Maria sees her teaching as ‘cultural production.’ ‘My classes are my art,’ she says, ‘I make them with the tools artists use. I utilise social media. I name my classes and sign them as artists sign their work.’
María Acaso during the #NUCLEUS2018 Annual Conference
All of this impacts the students’ own perception of the class. In fact, parallel to the classes, Maria was also running qualitative research with focus groups, recording the process. A year after the project ended, when all the information was analysed, they had an important takeaway on their hands. ‘Half of the students, 30 out of 60, described their thinking as completely transformed,’ Maria says. This marked a very special shift for her too. ‘My classes, my signatures, they were no longer an academic thing, they became an action paradigm. As a teacher, I am not someone who is making a simulation for certification, I can really change the world because my work, my teaching can be a tool for transforming society.’
This notion of transformation is a very powerful one and Maria knows change is not easy. ‘As a teacher, you have to see yourself as a political agent not an academic agent,’ she says. ‘We live in a fear based society. We live in a world where we are being told that we are fat, we have bad teeth, we have this, we need that. […] This is in personal life but also in our professional sphere. We fear change, and structures are built to prevent us from changing.’
But Maria calls for educators to be brave, even if repercussions may come. ‘We need to be strong. We need to be honest with ourselves. But when you are this way [like me], you have problems. I have had students who go to the university to complain about me and tell my superiors that I am not doing my job. But because I believe in it, because I am honest with myself, because I am consistent, I will keep at it.’
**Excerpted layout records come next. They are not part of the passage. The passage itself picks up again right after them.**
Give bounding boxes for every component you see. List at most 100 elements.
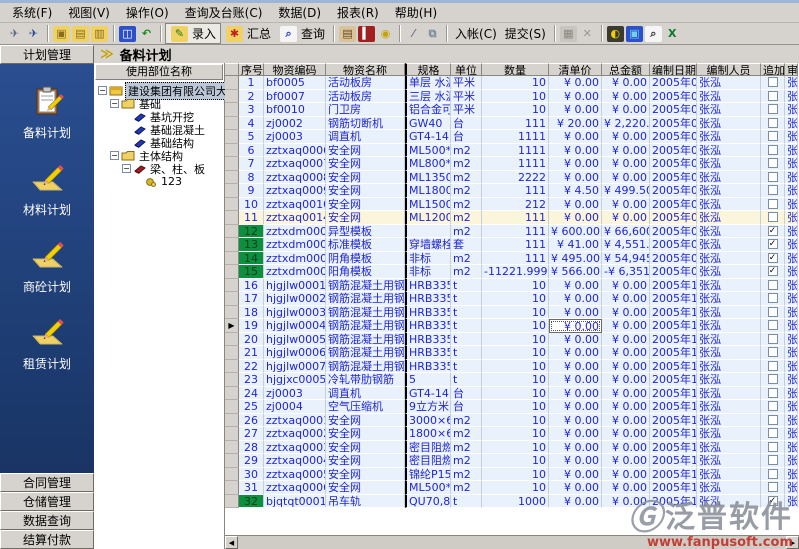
cell-auditor[interactable]: 张 (785, 346, 798, 360)
cell-append[interactable] (761, 279, 785, 293)
append-checkbox[interactable] (768, 388, 778, 398)
paperclip-icon[interactable]: ⁄ (405, 26, 422, 42)
cell-no[interactable]: 1 (239, 76, 264, 90)
cell-auditor[interactable]: 张 (785, 373, 798, 387)
cell-total[interactable]: ¥ 0.00 (602, 387, 650, 401)
cell-append[interactable]: ✓ (761, 225, 785, 239)
cell-auditor[interactable]: 张 (785, 441, 798, 455)
expander-icon[interactable]: − (122, 164, 131, 173)
cell-unit[interactable]: 台 (451, 387, 482, 401)
cell-author[interactable]: 张泓 (697, 103, 761, 117)
cell-total[interactable]: ¥ 0.00 (602, 360, 650, 374)
cell-qty[interactable]: 1000 (482, 495, 549, 509)
cell-qty[interactable]: 10 (482, 319, 549, 333)
cell-author[interactable]: 张泓 (697, 238, 761, 252)
cell-append[interactable] (761, 130, 785, 144)
cell-price[interactable]: ¥ 0.00 (549, 211, 602, 225)
cell-price[interactable]: ¥ 0.00 (549, 306, 602, 320)
cell-no[interactable]: 5 (239, 130, 264, 144)
cell-author[interactable]: 张泓 (697, 117, 761, 131)
cell-price[interactable]: ¥ 0.00 (549, 103, 602, 117)
cell-append[interactable] (761, 441, 785, 455)
table-row[interactable]: 21hjgjlw0006钢筋混凝土用钢筋HRB335 20t10¥ 0.00¥ … (225, 346, 799, 360)
cell-author[interactable]: 张泓 (697, 427, 761, 441)
row-indicator[interactable] (225, 144, 239, 158)
cell-auditor[interactable]: 张 (785, 157, 798, 171)
cell-price[interactable]: ¥ 566.00 (549, 265, 602, 279)
cell-append[interactable] (761, 360, 785, 374)
append-checkbox[interactable] (768, 401, 778, 411)
cell-qty[interactable]: 10 (482, 90, 549, 104)
append-checkbox[interactable] (768, 104, 778, 114)
camera-icon[interactable]: ◐ (607, 26, 624, 42)
cell-name[interactable]: 吊车轨 (326, 495, 405, 509)
row-indicator[interactable] (225, 211, 239, 225)
cell-date[interactable]: 2005年10月 (650, 387, 697, 401)
cell-name[interactable]: 钢筋切断机 (326, 117, 405, 131)
cell-no[interactable]: 2 (239, 90, 264, 104)
cell-date[interactable]: 2005年10月 (650, 333, 697, 347)
cell-author[interactable]: 张泓 (697, 252, 761, 266)
cell-append[interactable] (761, 211, 785, 225)
cell-auditor[interactable]: 张 (785, 306, 798, 320)
cell-no[interactable]: 29 (239, 454, 264, 468)
cell-price[interactable]: ¥ 0.00 (549, 468, 602, 482)
cell-name[interactable]: 活动板房 (326, 76, 405, 90)
append-checkbox[interactable] (768, 334, 778, 344)
cell-auditor[interactable]: 张 (785, 252, 798, 266)
menu-help[interactable]: 帮助(H) (395, 4, 437, 21)
cell-qty[interactable]: 10 (482, 427, 549, 441)
cell-auditor[interactable]: 张 (785, 103, 798, 117)
cell-total[interactable]: ¥ 0.00 (602, 481, 650, 495)
nav-material-plan[interactable]: 材料计划 (23, 165, 71, 218)
cell-append[interactable] (761, 400, 785, 414)
column-header-author[interactable]: 编制人员 (697, 63, 761, 76)
cell-auditor[interactable]: 张 (785, 387, 798, 401)
cell-no[interactable]: 20 (239, 333, 264, 347)
cell-date[interactable]: 2005年10月 (650, 400, 697, 414)
cell-qty[interactable]: 10 (482, 373, 549, 387)
cell-auditor[interactable]: 张 (785, 171, 798, 185)
cell-auditor[interactable]: 张 (785, 238, 798, 252)
cell-date[interactable]: 2005年09月 (650, 211, 697, 225)
cell-code[interactable]: bf0005 (264, 76, 326, 90)
cell-price[interactable]: ¥ 0.00 (549, 171, 602, 185)
cell-date[interactable]: 2005年09月 (650, 103, 697, 117)
row-indicator[interactable] (225, 225, 239, 239)
append-checkbox-checked[interactable]: ✓ (768, 239, 778, 249)
row-indicator[interactable] (225, 441, 239, 455)
cell-date[interactable]: 2005年10月 (650, 306, 697, 320)
menu-system[interactable]: 系统(F) (12, 4, 52, 21)
cell-total[interactable]: ¥ 0.00 (602, 279, 650, 293)
print-preview-icon[interactable]: ⌕ (645, 26, 662, 42)
nav-concrete-plan[interactable]: 商砼计划 (23, 242, 71, 295)
cell-spec[interactable]: HRB335 22 (405, 360, 451, 374)
row-indicator[interactable] (225, 238, 239, 252)
cell-name[interactable]: 阳角模板 (326, 265, 405, 279)
row-indicator[interactable] (225, 360, 239, 374)
cell-code[interactable]: hjgjlw0002 (264, 292, 326, 306)
menu-report[interactable]: 报表(R) (337, 4, 379, 21)
cell-qty[interactable]: 10 (482, 441, 549, 455)
row-indicator[interactable] (225, 184, 239, 198)
cell-code[interactable]: zztxdm0007 (264, 225, 326, 239)
expander-icon[interactable]: − (110, 99, 119, 108)
cell-auditor[interactable]: 张 (785, 76, 798, 90)
cell-qty[interactable]: 111 (482, 184, 549, 198)
cell-name[interactable]: 安全网 (326, 481, 405, 495)
cell-code[interactable]: zj0004 (264, 400, 326, 414)
cell-total[interactable]: ¥ 4,551.00 (602, 238, 650, 252)
cell-no[interactable]: 27 (239, 427, 264, 441)
cell-qty[interactable]: 10 (482, 279, 549, 293)
cell-auditor[interactable]: 张 (785, 265, 798, 279)
cell-date[interactable]: 2005年09月 (650, 252, 697, 266)
append-checkbox[interactable] (768, 212, 778, 222)
cell-author[interactable]: 张泓 (697, 400, 761, 414)
cell-no[interactable]: 31 (239, 481, 264, 495)
cell-no[interactable]: 19 (239, 319, 264, 333)
cell-unit[interactable]: m2 (451, 454, 482, 468)
cell-qty[interactable]: 111 (482, 238, 549, 252)
cell-spec[interactable]: HRB335 20 (405, 346, 451, 360)
cell-append[interactable] (761, 306, 785, 320)
append-checkbox[interactable] (768, 374, 778, 384)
Asked about what advice she has for educators and knowledge seekers, Maria highlights the importance of the body and biography in the classroom. ‘The body in academia is killed. Academia tells us we are a brain and not the body. But without the body, there is no brain. This is something we have to recover in our classes. In my class, we need to move around and do things. We need to recover the body and think about the body in a different way.’ The same can be said for biography, she says. ‘There is a lot of knowledge that is not recognized by academia. And biography is one of them. What was your day like yesterday? Maybe you broke up with your girlfriend and that is important to bring into the class today. It is important this to create a community. It is important to create a relationship.’
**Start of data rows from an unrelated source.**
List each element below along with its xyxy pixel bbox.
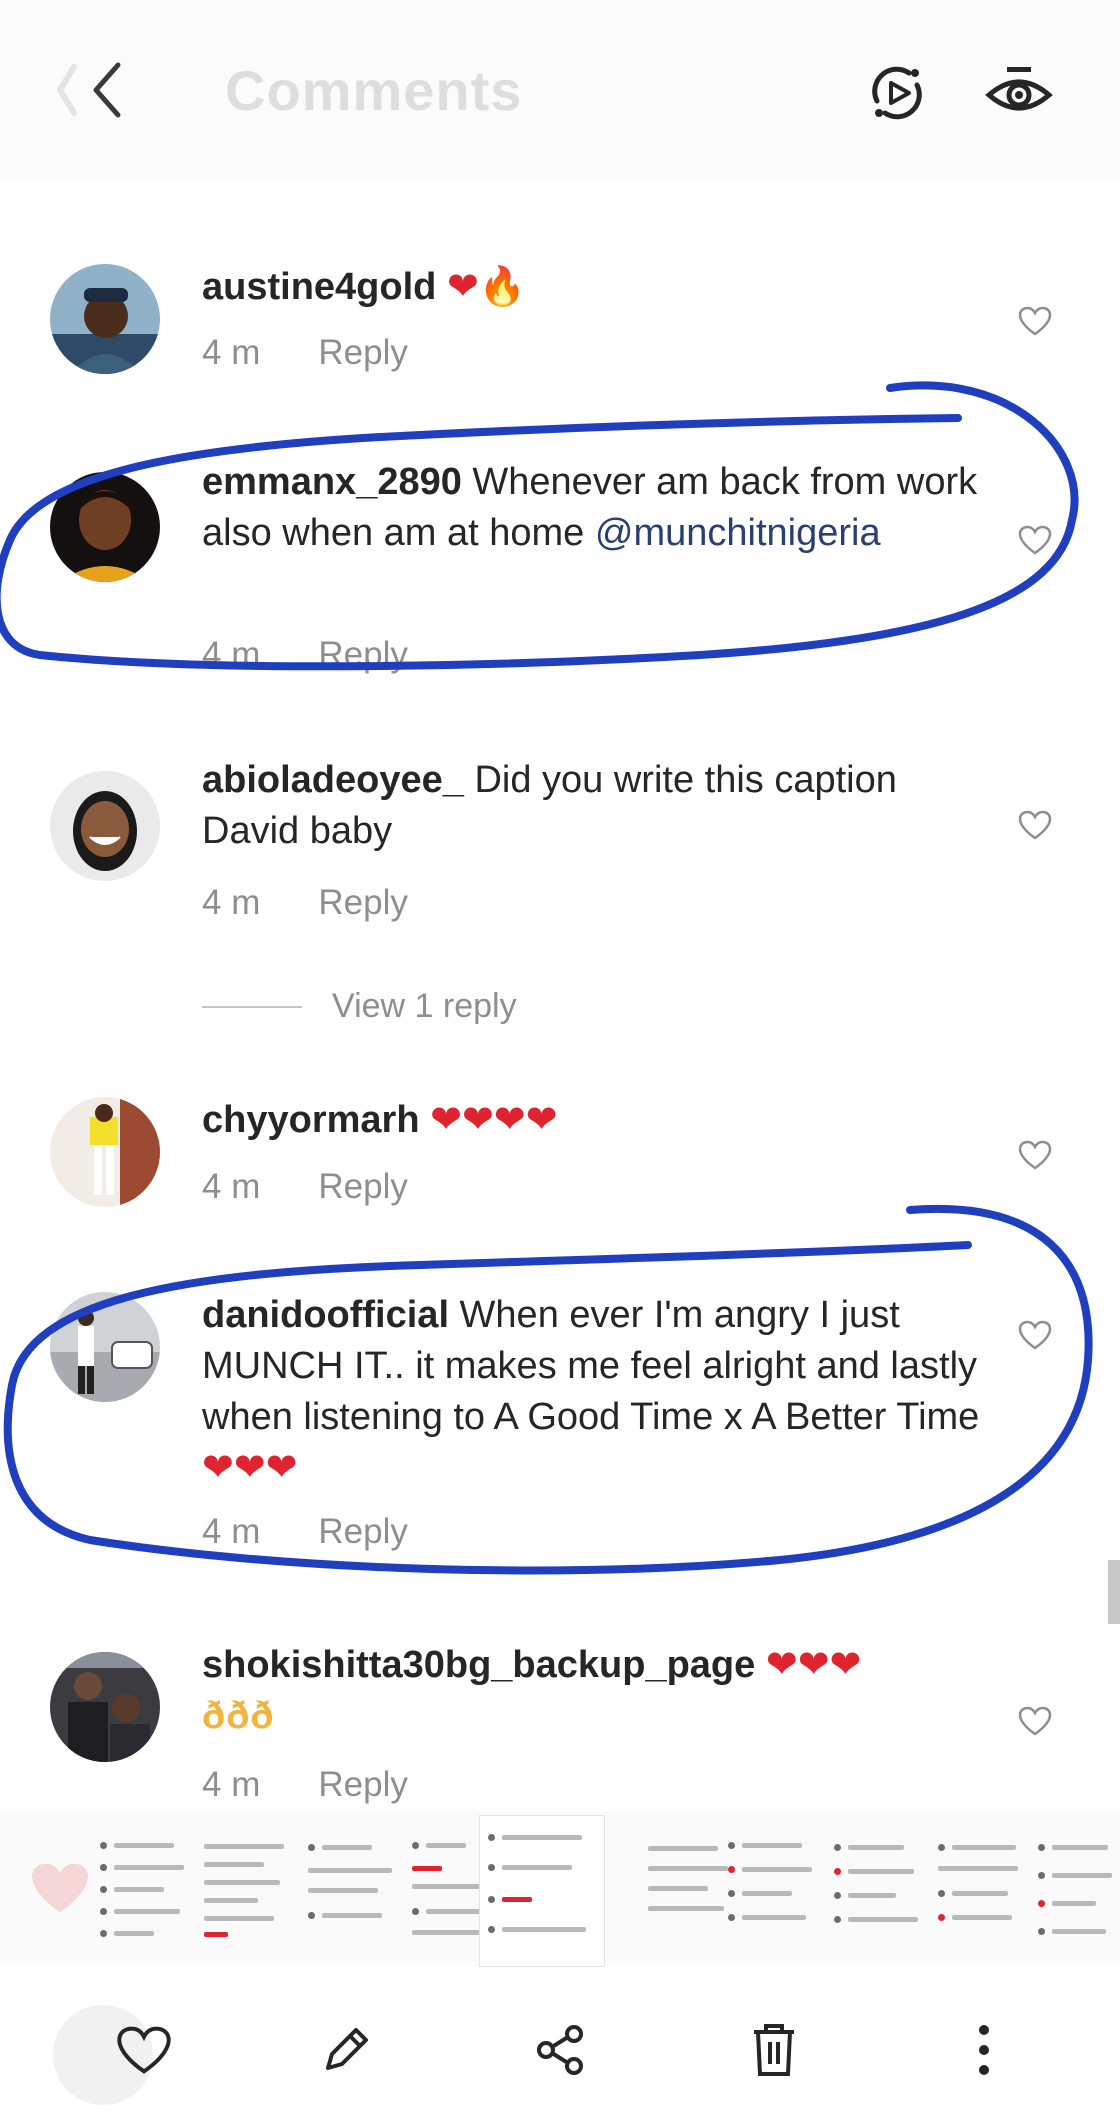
comment-item: austine4gold ❤🔥 4 m Reply — [0, 240, 1120, 390]
divider-line — [202, 1005, 302, 1008]
more-button[interactable] — [944, 2010, 1024, 2090]
reply-button[interactable]: Reply — [318, 1167, 407, 1206]
reply-button[interactable]: Reply — [318, 635, 407, 674]
mention-link[interactable]: @munchitnigeria — [595, 512, 881, 554]
back-arrow-icon — [57, 62, 121, 118]
timestamp: 4 m — [202, 1512, 261, 1551]
thumbnail[interactable] — [826, 1832, 936, 1952]
delete-button[interactable] — [734, 2010, 814, 2090]
reply-button[interactable]: Reply — [318, 883, 407, 922]
username[interactable]: abioladeoyee_ — [202, 759, 464, 801]
thumbnail[interactable] — [196, 1832, 306, 1952]
avatar[interactable] — [50, 771, 160, 881]
reply-button[interactable]: Reply — [318, 1512, 407, 1551]
eye-icon — [985, 67, 1053, 111]
timestamp: 4 m — [202, 1765, 261, 1804]
heart-outline-icon — [1018, 525, 1052, 555]
bottom-toolbar — [0, 1980, 1120, 2128]
thumbnail-strip — [0, 1812, 1120, 1966]
username[interactable]: emmanx_2890 — [202, 461, 462, 503]
thumbnail[interactable] — [1030, 1832, 1120, 1952]
timestamp: 4 m — [202, 333, 261, 372]
like-button[interactable] — [1010, 1130, 1060, 1180]
comment-meta: 4 m Reply — [202, 1167, 408, 1207]
like-button[interactable] — [1010, 1310, 1060, 1360]
page-title: Comments — [225, 59, 523, 122]
comment-body: austine4gold ❤🔥 — [202, 262, 1002, 313]
thumbnail[interactable] — [720, 1832, 830, 1952]
hearts-emoji: ❤❤❤ — [765, 1644, 862, 1686]
scrollbar[interactable] — [1108, 1560, 1120, 1624]
heart-outline-icon — [1018, 810, 1052, 840]
thumbnail[interactable] — [930, 1832, 1040, 1952]
video-play-icon — [872, 66, 922, 120]
like-button[interactable] — [1010, 515, 1060, 565]
username[interactable]: danidoofficial — [202, 1294, 449, 1336]
header-bar: Comments — [0, 0, 1120, 180]
faded-heart-icon — [32, 1863, 88, 1913]
thumbnail-selected[interactable] — [480, 1816, 604, 1966]
share-icon — [537, 2025, 583, 2075]
avatar[interactable] — [50, 472, 160, 582]
avatar[interactable] — [50, 1652, 160, 1762]
avatar[interactable] — [50, 1097, 160, 1207]
comment-body: abioladeoyee_ Did you write this caption… — [202, 755, 1002, 857]
edit-button[interactable] — [306, 2010, 386, 2090]
comment-meta: 4 m Reply — [202, 333, 408, 373]
reply-button[interactable]: Reply — [318, 1765, 407, 1804]
username[interactable]: shokishitta30bg_backup_page — [202, 1644, 755, 1686]
comments-screen: Comments austine4gold ❤🔥 4 m Reply emman… — [0, 0, 1120, 2128]
video-button[interactable] — [862, 58, 932, 128]
timestamp: 4 m — [202, 883, 261, 922]
comment-meta: 4 m Reply — [202, 1765, 408, 1805]
favorite-button[interactable] — [104, 2010, 184, 2090]
comment-item: emmanx_2890 Whenever am back from work a… — [0, 455, 1120, 674]
heart-outline-icon — [1018, 1140, 1052, 1170]
comment-body: chyyormarh ❤❤❤❤ — [202, 1095, 1002, 1146]
timestamp: 4 m — [202, 635, 261, 674]
comment-body: danidoofficial When ever I'm angry I jus… — [202, 1290, 1002, 1494]
comment-meta: 4 m Reply — [202, 1512, 408, 1552]
view-replies-label: View 1 reply — [332, 987, 517, 1025]
view-replies-link[interactable]: View 1 reply — [202, 987, 517, 1026]
username[interactable]: austine4gold — [202, 266, 436, 308]
like-button[interactable] — [1010, 296, 1060, 346]
share-button[interactable] — [520, 2010, 600, 2090]
heart-outline-icon — [1018, 1706, 1052, 1736]
like-button[interactable] — [1010, 1696, 1060, 1746]
back-button[interactable] — [40, 52, 140, 128]
comment-body: emmanx_2890 Whenever am back from work a… — [202, 457, 1002, 559]
trash-icon — [754, 2024, 794, 2076]
thumbnail[interactable] — [300, 1832, 410, 1952]
heart-icon — [117, 2026, 171, 2074]
comment-item: chyyormarh ❤❤❤❤ 4 m Reply — [0, 1095, 1120, 1245]
comment-item: abioladeoyee_ Did you write this caption… — [0, 755, 1120, 935]
hearts-emoji: ❤❤❤❤ — [430, 1099, 558, 1141]
avatar[interactable] — [50, 1292, 160, 1402]
garbled-emoji-text: ð­ð­ð­ — [202, 1695, 275, 1737]
comment-meta: 4 m Reply — [202, 635, 408, 675]
comment-item: shokishitta30bg_backup_page ❤❤❤ ð­ð­ð­ 4… — [0, 1640, 1120, 1804]
username[interactable]: chyyormarh — [202, 1099, 420, 1141]
like-button[interactable] — [1010, 800, 1060, 850]
heart-fire-emoji: ❤🔥 — [446, 266, 527, 308]
hearts-emoji: ❤❤❤ — [202, 1447, 298, 1489]
heart-outline-icon — [1018, 1320, 1052, 1350]
timestamp: 4 m — [202, 1167, 261, 1206]
reply-button[interactable]: Reply — [318, 333, 407, 372]
avatar[interactable] — [50, 264, 160, 374]
view-button[interactable] — [984, 58, 1054, 128]
heart-outline-icon — [1018, 306, 1052, 336]
comment-body: shokishitta30bg_backup_page ❤❤❤ ð­ð­ð­ — [202, 1640, 1002, 1742]
comment-meta: 4 m Reply — [202, 883, 408, 923]
comment-item: danidoofficial When ever I'm angry I jus… — [0, 1290, 1120, 1570]
edit-icon — [326, 2028, 368, 2070]
more-vertical-icon — [979, 2025, 989, 2075]
thumbnail[interactable] — [92, 1832, 202, 1952]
The mindset Maria wants to communicate is that academic knowledge is found everywhere and educational institutions must accept this. ‘Universities try to protect this idea that they have the knowledge and that we must go to them. It’s all about papers and conferences, and all these kinds of things. But universities have forgotten about the real world. We need to bring down those walls for universities to keep up with the advances society has made. Art can bridge that gap.’